As the Nationwide building society released figures showing the average UK home is increasing in value by more than £50 a day as of October 2013, fears continue to grow that perhaps the Help to Buy scheme has not been so helpful after all. Many now view renting as a long-term reality rather than something to put up with in your twenties, as, even with help, mortgage affordability is simply out of the question for millions of people. As well as this, warnings that such schemes actually contribute to the problem by raising demand, and in turn, house prices, have led some MPs to criticise the scheme as a hindrance, rather than a help.
Business Secretary Vince Cable has warned of the dangers posed by the Help to Buy scheme, noting the signs of “serious housing inflationary pressures” in parts of the country, particularly London. In terms of economic impact, Cable suggested that the extreme rise in house prices poses a threat to a sustainable long-term economic recovery, something that was also a point of concern for the chief executive of Barclays, Antony Jenkins and the chief executive of Lloyds Banking Group, Antonio Horta-Osorio. However, the government have continued to downplay these concerns, backed by the EY Item Club – one of the country’s leading economic forecasters.

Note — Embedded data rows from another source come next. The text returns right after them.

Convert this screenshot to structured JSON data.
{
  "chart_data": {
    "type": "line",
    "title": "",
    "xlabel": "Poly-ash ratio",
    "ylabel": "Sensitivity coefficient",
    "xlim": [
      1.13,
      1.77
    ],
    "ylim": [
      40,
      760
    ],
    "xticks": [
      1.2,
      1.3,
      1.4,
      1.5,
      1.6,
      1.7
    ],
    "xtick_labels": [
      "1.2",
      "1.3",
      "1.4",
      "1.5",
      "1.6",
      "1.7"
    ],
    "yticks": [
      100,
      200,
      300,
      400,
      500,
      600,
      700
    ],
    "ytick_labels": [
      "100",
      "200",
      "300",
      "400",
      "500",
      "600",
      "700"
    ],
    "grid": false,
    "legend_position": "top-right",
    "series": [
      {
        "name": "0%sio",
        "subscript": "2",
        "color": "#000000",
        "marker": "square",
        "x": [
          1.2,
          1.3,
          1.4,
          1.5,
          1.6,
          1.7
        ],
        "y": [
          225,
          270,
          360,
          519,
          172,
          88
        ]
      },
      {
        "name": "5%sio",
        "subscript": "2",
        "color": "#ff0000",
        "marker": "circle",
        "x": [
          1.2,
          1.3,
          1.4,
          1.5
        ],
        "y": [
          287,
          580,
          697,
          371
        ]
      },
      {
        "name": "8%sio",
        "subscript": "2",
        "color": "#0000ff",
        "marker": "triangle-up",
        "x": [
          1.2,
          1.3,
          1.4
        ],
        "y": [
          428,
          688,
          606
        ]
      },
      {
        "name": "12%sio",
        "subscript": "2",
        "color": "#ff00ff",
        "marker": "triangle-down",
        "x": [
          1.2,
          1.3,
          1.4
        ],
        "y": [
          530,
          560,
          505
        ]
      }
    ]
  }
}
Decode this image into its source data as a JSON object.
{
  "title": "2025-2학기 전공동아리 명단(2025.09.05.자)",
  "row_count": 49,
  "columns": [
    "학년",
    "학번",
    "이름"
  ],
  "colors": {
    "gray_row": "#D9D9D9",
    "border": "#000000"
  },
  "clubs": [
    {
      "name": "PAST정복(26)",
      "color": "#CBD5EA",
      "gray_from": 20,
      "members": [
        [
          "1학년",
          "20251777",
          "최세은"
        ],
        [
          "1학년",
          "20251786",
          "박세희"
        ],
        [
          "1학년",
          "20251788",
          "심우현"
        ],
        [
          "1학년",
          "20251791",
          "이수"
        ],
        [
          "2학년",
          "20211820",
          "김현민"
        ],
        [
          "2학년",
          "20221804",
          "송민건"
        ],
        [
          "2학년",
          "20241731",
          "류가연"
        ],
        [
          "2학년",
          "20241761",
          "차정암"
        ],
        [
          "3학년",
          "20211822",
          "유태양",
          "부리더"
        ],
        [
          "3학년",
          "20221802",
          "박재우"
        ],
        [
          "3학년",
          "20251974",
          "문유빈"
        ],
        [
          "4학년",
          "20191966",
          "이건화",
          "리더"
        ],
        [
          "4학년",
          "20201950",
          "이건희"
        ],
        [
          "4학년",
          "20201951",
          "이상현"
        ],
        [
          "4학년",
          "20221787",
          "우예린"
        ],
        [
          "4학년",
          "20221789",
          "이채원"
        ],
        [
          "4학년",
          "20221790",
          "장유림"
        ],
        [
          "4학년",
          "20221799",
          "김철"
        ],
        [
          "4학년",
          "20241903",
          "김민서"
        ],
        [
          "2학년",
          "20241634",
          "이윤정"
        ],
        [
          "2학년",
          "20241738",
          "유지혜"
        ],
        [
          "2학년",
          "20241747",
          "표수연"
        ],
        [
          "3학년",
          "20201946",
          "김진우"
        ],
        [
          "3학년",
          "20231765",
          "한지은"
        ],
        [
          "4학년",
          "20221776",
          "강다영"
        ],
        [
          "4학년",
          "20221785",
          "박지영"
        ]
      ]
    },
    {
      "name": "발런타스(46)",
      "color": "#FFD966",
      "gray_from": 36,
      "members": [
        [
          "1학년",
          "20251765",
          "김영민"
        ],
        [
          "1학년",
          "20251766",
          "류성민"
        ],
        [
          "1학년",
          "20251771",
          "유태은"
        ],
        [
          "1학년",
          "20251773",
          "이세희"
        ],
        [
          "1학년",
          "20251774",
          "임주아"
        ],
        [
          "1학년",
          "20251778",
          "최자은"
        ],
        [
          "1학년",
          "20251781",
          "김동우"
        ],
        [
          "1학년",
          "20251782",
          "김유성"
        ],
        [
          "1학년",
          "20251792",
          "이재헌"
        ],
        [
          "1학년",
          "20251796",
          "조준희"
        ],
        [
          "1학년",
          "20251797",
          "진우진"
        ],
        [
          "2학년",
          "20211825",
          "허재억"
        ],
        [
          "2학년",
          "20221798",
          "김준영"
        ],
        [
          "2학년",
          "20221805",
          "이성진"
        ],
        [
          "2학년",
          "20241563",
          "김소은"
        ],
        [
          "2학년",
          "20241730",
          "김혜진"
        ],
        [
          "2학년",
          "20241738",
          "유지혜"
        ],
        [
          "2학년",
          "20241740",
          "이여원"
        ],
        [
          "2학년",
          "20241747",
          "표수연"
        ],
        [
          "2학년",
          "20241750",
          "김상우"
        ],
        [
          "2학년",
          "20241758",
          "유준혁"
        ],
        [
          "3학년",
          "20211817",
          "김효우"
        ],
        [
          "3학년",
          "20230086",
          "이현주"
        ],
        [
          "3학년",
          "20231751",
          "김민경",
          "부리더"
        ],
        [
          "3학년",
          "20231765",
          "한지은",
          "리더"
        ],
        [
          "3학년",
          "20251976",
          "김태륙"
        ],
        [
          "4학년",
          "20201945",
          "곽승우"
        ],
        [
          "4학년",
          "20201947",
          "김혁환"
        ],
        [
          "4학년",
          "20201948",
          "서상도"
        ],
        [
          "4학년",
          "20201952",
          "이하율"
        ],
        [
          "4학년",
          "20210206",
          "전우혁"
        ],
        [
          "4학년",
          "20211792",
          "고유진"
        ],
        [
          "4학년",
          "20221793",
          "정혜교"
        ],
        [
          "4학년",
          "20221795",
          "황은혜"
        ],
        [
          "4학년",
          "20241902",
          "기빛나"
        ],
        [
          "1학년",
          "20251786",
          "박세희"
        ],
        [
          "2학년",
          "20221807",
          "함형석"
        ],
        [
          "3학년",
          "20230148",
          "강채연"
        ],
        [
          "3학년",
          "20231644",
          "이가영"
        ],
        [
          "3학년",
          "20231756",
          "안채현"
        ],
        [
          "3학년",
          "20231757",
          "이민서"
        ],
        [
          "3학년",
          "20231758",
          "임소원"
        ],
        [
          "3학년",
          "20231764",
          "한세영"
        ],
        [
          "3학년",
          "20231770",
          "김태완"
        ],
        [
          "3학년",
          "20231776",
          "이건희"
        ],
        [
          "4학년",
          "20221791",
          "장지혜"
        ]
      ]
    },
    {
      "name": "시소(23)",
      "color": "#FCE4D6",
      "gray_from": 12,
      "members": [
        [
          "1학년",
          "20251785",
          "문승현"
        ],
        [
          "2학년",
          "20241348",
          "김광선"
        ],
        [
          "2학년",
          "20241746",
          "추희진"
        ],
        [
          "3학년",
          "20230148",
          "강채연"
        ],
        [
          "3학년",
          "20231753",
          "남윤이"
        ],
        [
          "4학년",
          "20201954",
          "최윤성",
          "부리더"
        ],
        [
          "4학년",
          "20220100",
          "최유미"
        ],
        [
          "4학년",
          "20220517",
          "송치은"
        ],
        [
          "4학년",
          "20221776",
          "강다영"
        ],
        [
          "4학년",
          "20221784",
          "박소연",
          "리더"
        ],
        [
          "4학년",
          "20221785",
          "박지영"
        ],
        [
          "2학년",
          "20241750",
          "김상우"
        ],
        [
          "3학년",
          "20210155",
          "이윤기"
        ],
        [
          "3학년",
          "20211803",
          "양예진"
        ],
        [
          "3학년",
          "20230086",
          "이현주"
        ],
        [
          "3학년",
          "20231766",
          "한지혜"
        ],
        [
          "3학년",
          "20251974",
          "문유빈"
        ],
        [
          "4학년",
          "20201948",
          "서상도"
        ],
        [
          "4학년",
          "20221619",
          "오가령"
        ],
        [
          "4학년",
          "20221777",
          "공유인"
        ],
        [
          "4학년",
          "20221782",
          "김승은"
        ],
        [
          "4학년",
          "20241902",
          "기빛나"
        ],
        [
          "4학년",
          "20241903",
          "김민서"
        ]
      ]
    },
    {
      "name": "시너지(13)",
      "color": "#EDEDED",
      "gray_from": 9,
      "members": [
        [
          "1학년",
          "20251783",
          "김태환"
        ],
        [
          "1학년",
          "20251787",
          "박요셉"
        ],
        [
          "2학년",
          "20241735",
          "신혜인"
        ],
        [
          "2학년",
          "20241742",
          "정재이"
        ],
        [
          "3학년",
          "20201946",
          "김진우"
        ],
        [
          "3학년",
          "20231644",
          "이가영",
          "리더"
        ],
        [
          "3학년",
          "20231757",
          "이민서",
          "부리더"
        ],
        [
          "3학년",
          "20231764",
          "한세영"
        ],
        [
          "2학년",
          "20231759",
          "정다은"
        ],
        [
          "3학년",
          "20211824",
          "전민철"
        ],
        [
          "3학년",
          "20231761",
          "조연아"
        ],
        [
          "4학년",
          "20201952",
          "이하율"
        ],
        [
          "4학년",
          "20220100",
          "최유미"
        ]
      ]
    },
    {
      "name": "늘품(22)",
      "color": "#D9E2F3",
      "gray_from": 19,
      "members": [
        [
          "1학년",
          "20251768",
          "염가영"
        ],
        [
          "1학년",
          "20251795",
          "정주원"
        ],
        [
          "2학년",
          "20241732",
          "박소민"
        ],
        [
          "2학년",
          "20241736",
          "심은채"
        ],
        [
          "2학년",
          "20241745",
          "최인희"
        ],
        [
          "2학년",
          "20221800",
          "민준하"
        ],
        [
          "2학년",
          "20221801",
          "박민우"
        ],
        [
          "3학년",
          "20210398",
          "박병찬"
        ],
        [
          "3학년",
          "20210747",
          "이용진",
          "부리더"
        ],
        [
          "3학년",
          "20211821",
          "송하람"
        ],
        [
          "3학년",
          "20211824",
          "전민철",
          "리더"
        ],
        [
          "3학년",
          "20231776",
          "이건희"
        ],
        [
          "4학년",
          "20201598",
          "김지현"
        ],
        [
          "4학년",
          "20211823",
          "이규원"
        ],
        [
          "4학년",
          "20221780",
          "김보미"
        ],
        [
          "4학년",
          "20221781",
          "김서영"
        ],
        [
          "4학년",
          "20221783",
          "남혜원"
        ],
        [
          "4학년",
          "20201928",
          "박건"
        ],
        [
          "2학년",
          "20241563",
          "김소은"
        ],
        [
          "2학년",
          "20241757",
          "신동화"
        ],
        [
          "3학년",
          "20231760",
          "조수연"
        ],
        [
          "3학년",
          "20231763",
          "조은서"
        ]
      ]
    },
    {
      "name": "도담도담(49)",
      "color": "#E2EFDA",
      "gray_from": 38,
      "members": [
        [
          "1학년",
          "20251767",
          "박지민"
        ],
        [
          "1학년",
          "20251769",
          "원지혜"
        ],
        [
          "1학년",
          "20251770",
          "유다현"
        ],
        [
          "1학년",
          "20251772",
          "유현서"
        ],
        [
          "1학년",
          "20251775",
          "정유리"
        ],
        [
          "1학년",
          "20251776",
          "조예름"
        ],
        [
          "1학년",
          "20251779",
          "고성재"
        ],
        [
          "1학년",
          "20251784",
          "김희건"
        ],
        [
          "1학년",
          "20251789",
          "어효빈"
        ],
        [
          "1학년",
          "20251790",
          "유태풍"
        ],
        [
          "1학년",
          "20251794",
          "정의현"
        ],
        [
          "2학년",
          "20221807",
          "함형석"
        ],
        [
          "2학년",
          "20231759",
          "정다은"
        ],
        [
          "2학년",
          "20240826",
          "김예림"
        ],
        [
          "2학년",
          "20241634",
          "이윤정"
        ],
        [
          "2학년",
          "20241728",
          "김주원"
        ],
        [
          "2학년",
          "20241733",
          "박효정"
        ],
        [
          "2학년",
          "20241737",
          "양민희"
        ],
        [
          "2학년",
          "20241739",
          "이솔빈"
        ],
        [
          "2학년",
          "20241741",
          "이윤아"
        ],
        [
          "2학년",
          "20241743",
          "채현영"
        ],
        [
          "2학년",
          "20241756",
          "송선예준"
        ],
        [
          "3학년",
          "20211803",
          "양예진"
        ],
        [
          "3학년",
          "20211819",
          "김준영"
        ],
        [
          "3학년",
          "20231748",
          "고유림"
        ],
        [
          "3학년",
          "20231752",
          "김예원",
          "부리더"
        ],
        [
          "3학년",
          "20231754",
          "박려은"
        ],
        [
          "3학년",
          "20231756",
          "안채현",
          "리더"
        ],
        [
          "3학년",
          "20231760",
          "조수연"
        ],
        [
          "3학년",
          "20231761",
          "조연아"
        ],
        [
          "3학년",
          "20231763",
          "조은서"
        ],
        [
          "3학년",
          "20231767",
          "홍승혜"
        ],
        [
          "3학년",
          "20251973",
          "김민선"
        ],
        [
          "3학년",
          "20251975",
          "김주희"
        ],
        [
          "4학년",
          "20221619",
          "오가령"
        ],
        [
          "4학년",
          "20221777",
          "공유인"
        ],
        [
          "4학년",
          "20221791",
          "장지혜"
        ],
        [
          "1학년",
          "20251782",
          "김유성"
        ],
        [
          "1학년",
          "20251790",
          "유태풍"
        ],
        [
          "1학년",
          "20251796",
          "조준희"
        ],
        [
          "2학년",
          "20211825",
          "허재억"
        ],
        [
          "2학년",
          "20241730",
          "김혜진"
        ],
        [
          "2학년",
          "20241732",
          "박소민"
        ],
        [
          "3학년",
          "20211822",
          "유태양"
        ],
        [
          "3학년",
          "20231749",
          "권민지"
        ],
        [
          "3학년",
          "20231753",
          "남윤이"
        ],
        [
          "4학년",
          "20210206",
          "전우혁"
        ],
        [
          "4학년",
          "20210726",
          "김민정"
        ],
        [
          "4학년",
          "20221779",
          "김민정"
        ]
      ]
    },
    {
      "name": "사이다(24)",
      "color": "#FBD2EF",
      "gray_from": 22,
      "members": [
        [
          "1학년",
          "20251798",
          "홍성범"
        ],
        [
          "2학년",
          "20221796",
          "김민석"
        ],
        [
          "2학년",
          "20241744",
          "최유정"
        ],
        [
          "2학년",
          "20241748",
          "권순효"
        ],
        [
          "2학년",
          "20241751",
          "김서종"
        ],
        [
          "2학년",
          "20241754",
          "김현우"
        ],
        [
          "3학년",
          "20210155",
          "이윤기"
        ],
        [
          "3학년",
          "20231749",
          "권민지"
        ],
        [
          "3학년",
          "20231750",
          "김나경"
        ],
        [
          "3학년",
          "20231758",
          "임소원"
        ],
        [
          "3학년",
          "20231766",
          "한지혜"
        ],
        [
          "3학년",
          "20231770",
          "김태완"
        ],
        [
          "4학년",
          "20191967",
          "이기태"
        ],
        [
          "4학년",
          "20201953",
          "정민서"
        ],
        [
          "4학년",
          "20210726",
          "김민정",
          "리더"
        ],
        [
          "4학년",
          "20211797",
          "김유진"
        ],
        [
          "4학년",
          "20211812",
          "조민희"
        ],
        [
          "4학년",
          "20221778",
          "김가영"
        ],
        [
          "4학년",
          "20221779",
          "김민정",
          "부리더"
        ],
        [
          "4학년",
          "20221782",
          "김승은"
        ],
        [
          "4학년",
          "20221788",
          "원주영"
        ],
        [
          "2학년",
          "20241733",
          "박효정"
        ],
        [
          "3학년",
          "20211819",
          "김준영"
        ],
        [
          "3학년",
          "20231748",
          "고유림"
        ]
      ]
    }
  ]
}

The ramifications here are clear for buyers who have benefited from the Help to Buy scheme, as how will such buyers cope with repayments once interest rates rise? As of 2013, these interest rates are at a record low. Inevitably they will rise, if not next year, certainly in 2015. However, the scheme’s lack of efficacy was unintentionally highlighted by Ben Broadbent of the Bank of England’s monetary policy committee when he noted that as “the numbers entering the scheme are relatively low” it is unlikely that many buyers will experience financial difficulties when interest rates start to rise, given the low level from which they are starting from.
Our obsession with house prices comes from more than the need for a roof over our heads. In recent years, with salaries stagnating and pension contributions steadily losing their worth, many now look to property as a form of wealth acquisition. Your house is now seen as much more than a home; it is an investment. You can supplement your income by renting it out, or even better, you can secure your future by supplementing your pension, as 52% of over-50s now plan to use the equity in their homes to help fund their retirement.
However, for some it is simply a case of having a place to call home. The housing charity Shelter issued a staggering report in October 2013 which pointed out that, unless house prices are stabilised, most people in their 20s will stand less than a 50% chance of ever owning a property to live in. Sadly, the current predicament in the UK means that “hard work” and a “good job” no longer equate to owning your own home.